Das Gerüst an der VHS stehe übrigens teilweise immer noch, „entgegen der ursprünglichen Ankündigung der Landeshauptstadt Mainz wurde es noch nicht vollständig abgebaut“, fügte der BdSt noch hinzu: Bis dahin müsse Mainz weiterhin eine Monatsmiete von rund 1.400 Euro zahlen. Die Mainzer Stadtverwaltung hatte zuletzt noch am 31. Mai 2022 auf eine Anfrage der FDP im Stadtrat eingeräumt, „haushalts-und kapazitätsbedingte Gründe“ hätten zu der Verzögerung geführt.

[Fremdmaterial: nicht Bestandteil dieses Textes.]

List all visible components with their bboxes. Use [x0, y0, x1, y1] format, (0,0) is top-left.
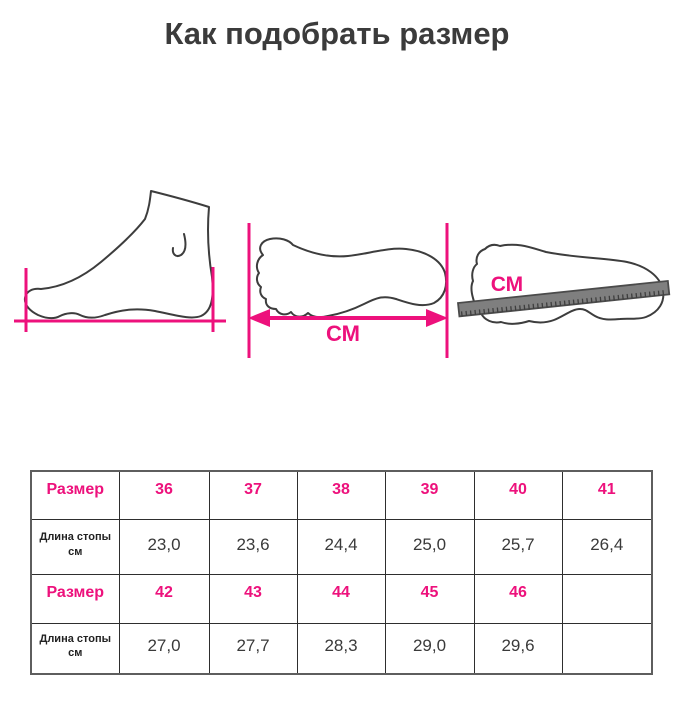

„Mehrere Anläufe, die Maßnahme über Förderprogramme zu finanzieren, blieben ohne Erfolg, was zu zeitlichen Verzögerungen führte“, teilte Baudezernentin Marianne Grosse (SPD) mit, und kündigte an: Das Fluchtwegegerüst werde Ende August/Anfang September 2022 abgebaut. „Zu diesem Zeit-punkt beginnen die Umbaumaßnahmen am Gebäude“, so die Dezernentin weiter: „Hierzu wird das gesamte Gebäude mit einem Baustellengerüst eingerüstet.“

Info& auf Mainz&: Eine der weiteren jüngsten Rügen des Steuerzahlerbundes gegenüber der Stadt Mainz hatte es im Oktober 2019 gegeben – damals kritisierte der BdSt Kosten von 41.000 Euro für neue Stimmzettel bei der Kommunalwahl: Die Stadtverwaltung hatte wegen falsch geschriebener Kandidatennamen alle Stimmzettel neu drucken müssen.